Ahvaz, Isfahan Most Polluted Cities
People, Environment

Ahvaz, Isfahan Most Polluted Cities

The cities of Ahvaz and Isfahan have earned the unflattering title of Iran’s most polluted cities over the past decade.
Speaking to Mehr News Agency, Shina Ansari, the head of Environmental Monitoring Office at the Department of Environment, said analyses of data compiled over the past 10 years show that the air in Ahvaz and Isfahan has the highest PM10 (particulate matter up to 10 micrometers in size) concentrations in the country.
PM10 concentrations were on average 80% and 30-50% above acceptable levels in Ahvaz and Isfahan respectively.
Particulate matter comprises smoke and dirt as well as dust from factories, farming and roads.
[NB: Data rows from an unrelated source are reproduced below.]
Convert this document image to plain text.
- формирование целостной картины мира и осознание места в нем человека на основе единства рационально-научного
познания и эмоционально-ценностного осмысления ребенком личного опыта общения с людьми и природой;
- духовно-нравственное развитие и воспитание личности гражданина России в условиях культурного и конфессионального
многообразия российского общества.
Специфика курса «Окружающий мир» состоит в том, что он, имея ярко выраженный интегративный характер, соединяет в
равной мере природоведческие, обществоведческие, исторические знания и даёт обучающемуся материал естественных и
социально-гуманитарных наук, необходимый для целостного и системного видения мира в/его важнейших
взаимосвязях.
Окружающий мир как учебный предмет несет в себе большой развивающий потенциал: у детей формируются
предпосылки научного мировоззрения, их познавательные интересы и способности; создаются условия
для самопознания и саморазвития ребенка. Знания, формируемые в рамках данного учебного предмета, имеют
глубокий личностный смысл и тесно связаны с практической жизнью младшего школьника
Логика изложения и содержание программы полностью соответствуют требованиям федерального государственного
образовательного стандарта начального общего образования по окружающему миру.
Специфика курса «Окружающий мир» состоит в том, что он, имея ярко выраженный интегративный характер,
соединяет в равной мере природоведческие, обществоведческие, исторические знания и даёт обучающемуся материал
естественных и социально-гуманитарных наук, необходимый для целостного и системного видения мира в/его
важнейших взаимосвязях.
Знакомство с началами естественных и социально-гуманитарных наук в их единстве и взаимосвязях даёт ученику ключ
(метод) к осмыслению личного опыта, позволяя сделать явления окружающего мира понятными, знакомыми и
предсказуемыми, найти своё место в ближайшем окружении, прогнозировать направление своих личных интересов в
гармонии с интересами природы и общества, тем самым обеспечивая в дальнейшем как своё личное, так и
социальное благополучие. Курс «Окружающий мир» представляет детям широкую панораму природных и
It is unsurprising then that these two cities are Iran’s most polluted metropolises.
Ahvaz in the oil-rich Khuzestan Province has been grappling with dust storms for a decade. The storms, which have increased in frequency and severity over the years, have domestic and foreign sources.
Outdated oil extraction procedures have turned the once thriving Hoor al-Azim Wetland into a vast, dry patch of land.
Turkey’s extensive dam and hydropower construction has reportedly reduced water flows into Iraq and Syria by approximately 80% and 40% respectively, which has transformed fertile lands into barren landscapes.
In 2011, a survey by the World Health Organization found Ahvaz to be the world’s most polluted city.
With 948 industrial units, Isfahan Province is Iran’s most heavily industrialized province. The concentration of industrial units in Isfahan has taken a toll on the region’s and especially the provincial capital’s air quality.
Last week, Saeed Motesadi, a deputy at DOE, said the spread of industrial units in Iran is unprecedented and stressed that the department is committed to remedying the problem by facilitating the relocation of industrial units to designated zones.
 Not all is grim, however.
“The data also show that carbon monoxide concentrations are on the decline,” Ansari said.
She attributed the decline in CO levels to the government’s move to introduce Euro 4 emission standards.
The official said the number of air-monitoring stations across Iran have increased by 33.3% year-on-year since 2011, which help the department extract more accurate data.
“In 2011, there were only 133 monitoring stations, but in 2014 we had 186,” she said.
Ansari said special equipments to monitor PM2.5 levels were purchased and installed last year and added that 84% of stations can monitor PM2.5 concentrations.